In ärmeren Regionen Deutschlands sterben Krebskranke eher als in wohlhabenderen Regionen



Wer in ärmeren Landkreisen Deutschlands wohnt, hat bei einer Krebserkrankung eine deutlich geringere Überlebenschance als jemand, der in einem wohlhabenderen Landkreis lebt. Die Diskrepanz zeigt sich besonders krass in den ersten drei Monaten nach der Diagnose, berichtete das Deutsche Krebsforschungszentrum (DKFZ) unter Berufung auf eine hauseigene Studie einer Forschergruppe um Professor Hermann Brenner. Sie hat 10 der insgesamt 16 deutschen Landeskrebsregister ausgewertet und dabei die Daten von einer Million anonymer Patienten, die zwischen 1997 und 2006 an einer der 25 häufigsten Krebsarten erkrankt waren, analysiert. [1]
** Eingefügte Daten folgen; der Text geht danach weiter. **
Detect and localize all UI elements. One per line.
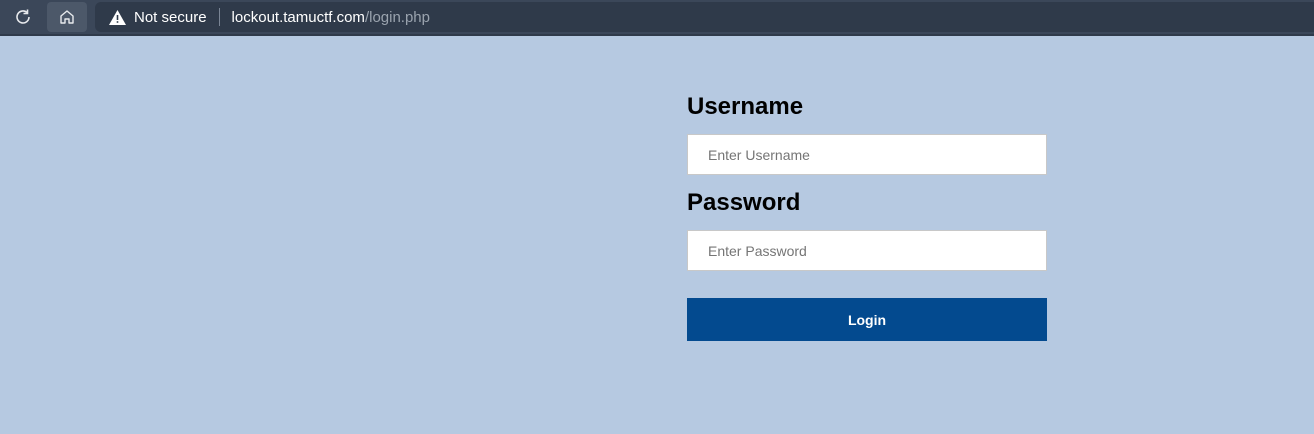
username-label: Username <box>687 93 804 120</box>
home-icon <box>60 10 74 24</box>
reload-icon <box>16 9 30 24</box>
warning-icon[interactable] <box>109 9 126 25</box>
divider <box>218 8 220 26</box>
password-input[interactable] <box>687 230 1047 271</box>
url-path: /login.php <box>364 8 430 26</box>
reload-button[interactable] <box>3 2 43 32</box>
security-label[interactable]: Not secure <box>134 9 207 26</box>
url-host: lockout.tamuctf.com <box>231 8 365 26</box>
password-label: Password <box>687 189 801 216</box>
browser-toolbar: Not secure lockout.tamuctf.com/login.php <box>0 0 1314 36</box>
address-bar[interactable]: Not secure lockout.tamuctf.com/login.php <box>95 2 1314 32</box>
home-button[interactable] <box>47 2 87 32</box>
login-button[interactable]: Login <box>687 298 1047 341</box>
username-input[interactable] <box>687 134 1047 175</box>
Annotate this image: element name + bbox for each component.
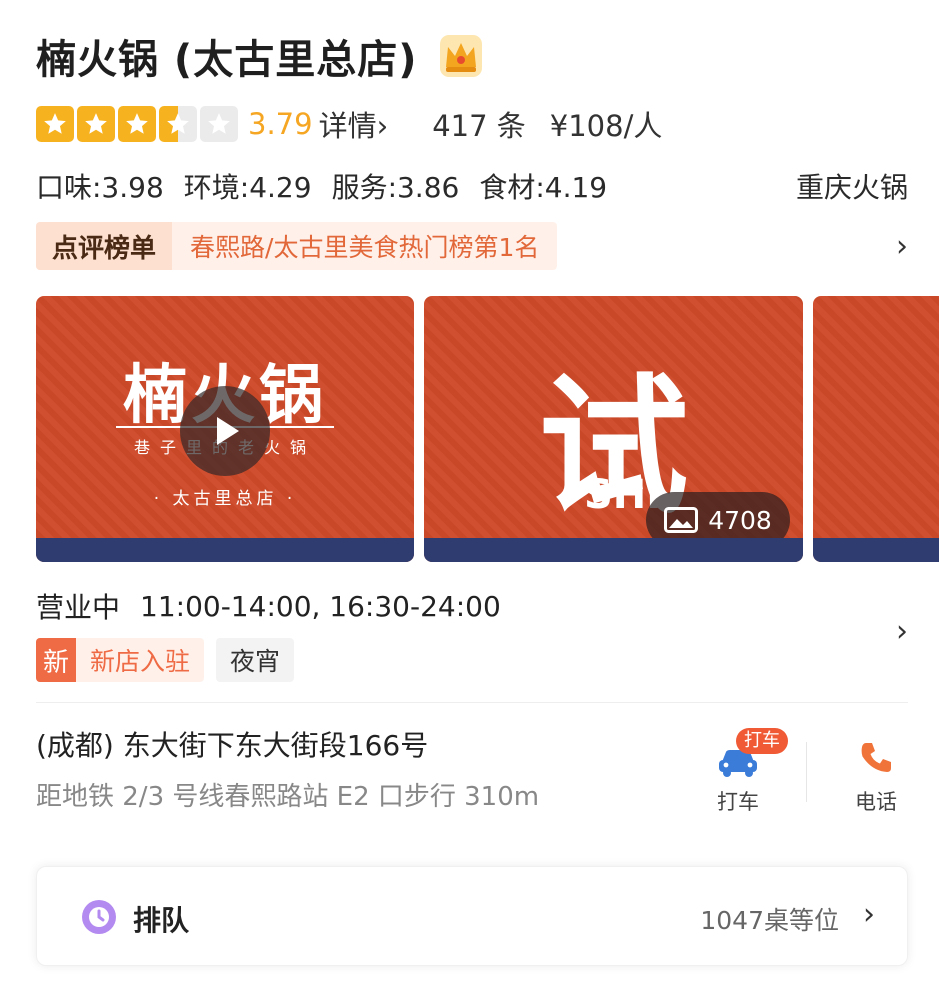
queue-card[interactable]: 排队 1047桌等位 › xyxy=(36,866,908,966)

Innerhalb der ersten drei Monate nach der Krebsdiagnose liegt das Sterberisiko von Patienten aus den sozioökonomisch schwächsten Landkreisen um 33 Prozent, innerhalb von neun Monaten nach der Diagnose noch immer um 20 Prozent und in den darauffolgenden vier Jahren um 16 Prozent höher. Die anfängliche Vermutung, daß Menschen in ärmeren Regionen seltener zur Früherkennung gehen, wurde laut Erstautorin Dr. Lina Jansen nicht bestätigt.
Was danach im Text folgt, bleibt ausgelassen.